Vargas David, now chairman of the board of Euronews, put forward €170 million from his fund to buy the media in 2022 at a time of great financial difficulties. The son of a center-right European People’s Party lawmaker, he was described as someone with genuine interest in European affairs by three people who have worked closely with him.

They also said he was first and foremost a businessman, marked by his years as a McKinsey consultant and as a manager trained at elite French business school INSEAD and the Harvard Kennedy School. As a fund manager, he takes losses seriously, surrounds himself with consultants on strategy (from McKinsey) or public affairs and doesn’t pull any punches when it comes to making tough calls, according to three people who have worked with him. 

In 2022, Euronews recorded losses of €15 million in a total revenue of €44 million. A big chunk of this came down to the progressive diminishing of EU subsidies: The Commission used to pour between €20 million to €23 million a year into the company until July 2024 as part of a three-year partnership. That support has dropped to €11 million a year and is now the subject of open competition through a public tender process. “The Commission’s cut in subsidies is a signal of doubts about Euronews,” a European senior executive from the media said.

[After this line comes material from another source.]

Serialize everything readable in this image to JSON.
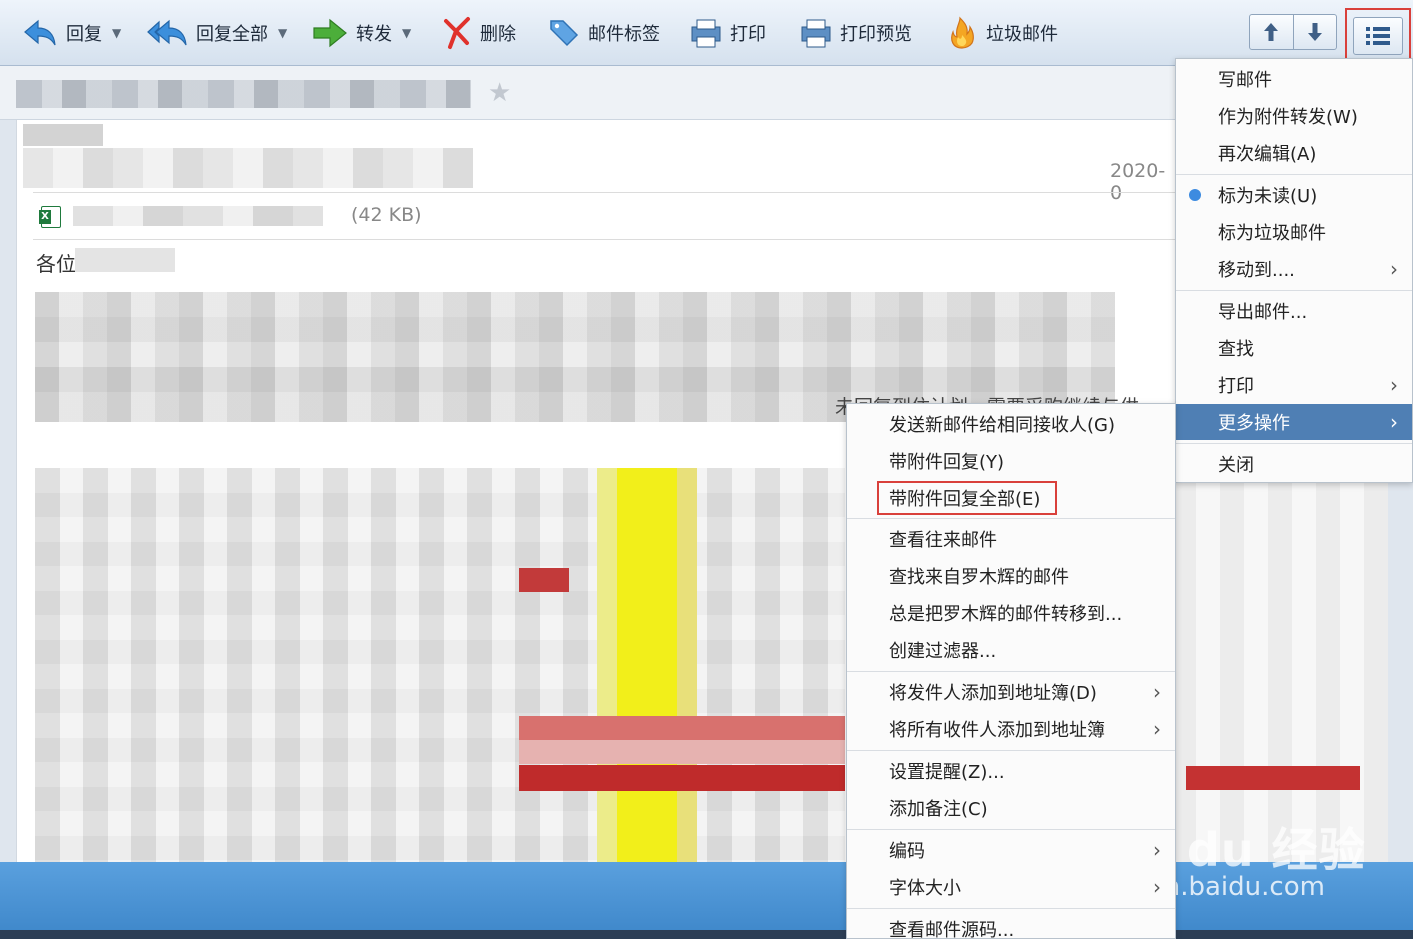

This created a hole in the company’s revenues, which also has €30 million in losses linked to firing its employees from its original Lyon headquarters, a former employee said.

“At this stage, as a shareholder I would simply be asking myself, where the hell is growth going to come from?” said another senior executive working in the Brussels media world.

“This reliance on EU money means that the company did not sufficiently diversify its sources of income,” a former senior manager from Euronews said.